Open magnumripper opened 5 years ago

magnumripper commented 5 years ago

t toggles case (a<->A) for whole word and TN toggles position N only.

S toggles shift (eg. a<->A and 4<->$) for whole word. It's a superset of t. Unfortunately there is no variant similar to TN for a single position.

I experimented with this (nearly identical to the TN code) that implements toggle shift of character at position N as WN, and it has proven useful.

diff --git a/src/rules.c b/src/rules.c
index 0016b97e1..308943779 100644
--- a/src/rules.c
+++ b/src/rules.c
@@ -1794,6 +1794,14 @@ char *rules_apply(char *word_in, char *rule, int split, char *last)
                        in[0] = 0;
                        break;

+               case 'W':
+                       {
+                               int pos;
+                               POSITION(pos)
+                               in[pos] = conv_shift[ARCH_INDEX(in[pos])];
+                       }
+                       break;
+
                case 'S':
                        CONV(conv_shift);
                        break;

I picked W because it was the first unused one (in qwerty order). @solardiz @jsteube is WN OK or would you prefer some other letter?

jsteube commented 5 years ago

For me "W" is fine.

Question: The S rule is news to me and looks like that this also depends on the keyboard layout.
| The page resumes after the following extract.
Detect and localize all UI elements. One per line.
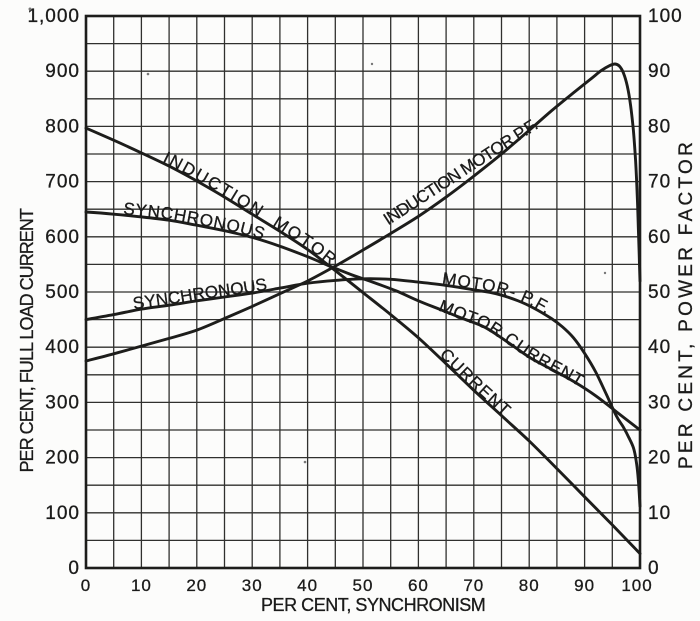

For me (on a German keyboard layout) the 4 translates to $ as well. But for instance the 2 would not translate to @ but to " character. So how exactly do you do the mapping and more important, where do you get the configuration data from? This is kind of interesting because it is something that we need to do in order to crack bootable TrueCrypt volumes and I still haven't found a good solution to it.
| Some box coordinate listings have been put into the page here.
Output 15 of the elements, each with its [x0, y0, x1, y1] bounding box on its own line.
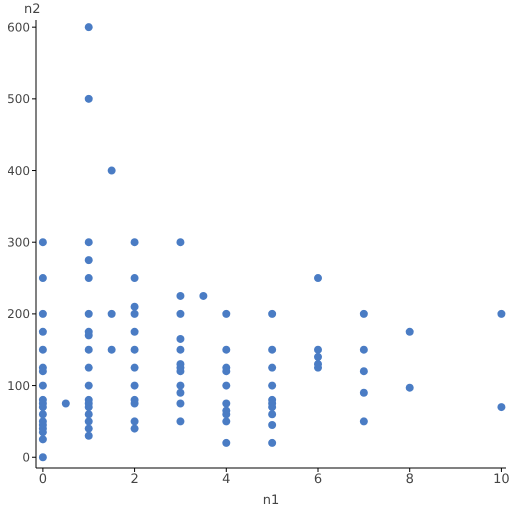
y-tick-label: 300 — [7, 235, 30, 250]
x-axis-title: n1 — [262, 493, 280, 508]
x-tick-label: 4 — [222, 472, 230, 488]
x-tick-label: 2 — [130, 472, 139, 488]
y-tick-label: 200 — [7, 307, 30, 322]
x-tick-label: 0 — [38, 472, 48, 488]
y-axis-title: n2 — [24, 2, 41, 17]
y-tick-label: 100 — [7, 378, 30, 393]
y-tick-label: 600 — [7, 20, 30, 34]
x-tick-label: 6 — [314, 472, 322, 488]
y-tick-label: 0 — [22, 450, 30, 465]
y-tick-label: 400 — [7, 164, 30, 178]
y-tick-label: 500 — [7, 92, 30, 106]
x-tick-label: 10 — [493, 472, 510, 488]
x-tick-label: 8 — [406, 472, 414, 488]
solardiz commented 5 years ago

I think I introduced S very early in JtR development - 1996 or so, and certainly no later than 1998. I wasn't thinking of other keyboard layouts back then.
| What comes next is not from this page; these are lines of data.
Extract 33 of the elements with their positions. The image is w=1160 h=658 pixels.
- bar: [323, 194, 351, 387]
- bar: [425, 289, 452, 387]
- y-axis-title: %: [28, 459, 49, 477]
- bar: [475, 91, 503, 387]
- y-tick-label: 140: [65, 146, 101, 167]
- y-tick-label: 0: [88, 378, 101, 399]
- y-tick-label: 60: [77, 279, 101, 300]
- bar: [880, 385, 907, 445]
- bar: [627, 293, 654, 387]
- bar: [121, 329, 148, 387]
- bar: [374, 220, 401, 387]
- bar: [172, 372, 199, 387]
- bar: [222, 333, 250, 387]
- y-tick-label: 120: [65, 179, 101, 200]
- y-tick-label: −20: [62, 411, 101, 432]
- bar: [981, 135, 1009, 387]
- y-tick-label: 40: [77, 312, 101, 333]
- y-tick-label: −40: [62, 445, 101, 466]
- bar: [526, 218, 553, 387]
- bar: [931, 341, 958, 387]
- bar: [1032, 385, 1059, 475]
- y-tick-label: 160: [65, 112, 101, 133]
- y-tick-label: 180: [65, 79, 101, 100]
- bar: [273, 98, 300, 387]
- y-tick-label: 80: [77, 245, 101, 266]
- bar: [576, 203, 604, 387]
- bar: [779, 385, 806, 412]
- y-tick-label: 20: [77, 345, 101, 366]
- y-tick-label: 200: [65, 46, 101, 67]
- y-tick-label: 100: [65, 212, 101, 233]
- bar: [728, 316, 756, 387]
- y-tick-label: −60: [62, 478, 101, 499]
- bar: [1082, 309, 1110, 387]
W is fine with me. I like that it's near S on a QWERTY keyboard, showing relevance of these two commands. It's unfortunate that s is taken (and had been taken in Crack before I introduced S).

For different keyboard layouts, I think it makes sense to have both a global setting (in john.conf or/and command-line) and a way to specify/override it in the rule (perhaps in JtR's rule flags). Due to the preprocessor, we'd be able to easily request that a rule be re-tested with multiple keyboard layouts - listing those rule flags in square brackets - to be used in default/generic rulesets intended to be applied to hashes of passwords of mixed origin (e.g., international users of an online service).

magnumripper commented 5 years ago

Good input. So we add a rule flag for keyboard layout. Let's say we pick -N (for nationality). This is somewhat generic: In the future it might be used for other nationality things as well (the few grammar rules come to mind).

So here's my RFC right now (typing as I think):

And we can use preprocessor for things like: -c -N[0-4] S Q

magnumripper commented 5 years ago

Basic functionality added in b67af09. I'll look at implementing nationality and rule flags later so keeping issue open for that.

magnumripper commented 5 years ago

8bfc599: Unlike TN, the WN command can't be used with -c rule rejection so could produce a humongous number of duplicates for a case insensitive format (eg. foo, Foo, fOo and foO would be seen as non-dupes by Q command while they are dupes in the format). This had me figure out a canonical way to fix that and similar problems without using a rule flag. It's effective on most commands that use conv_* arrays.

45% boost seen using ShiftToggle rule with LM format. Note that the boost is seen in wall clock time, not necessarily in reported speed.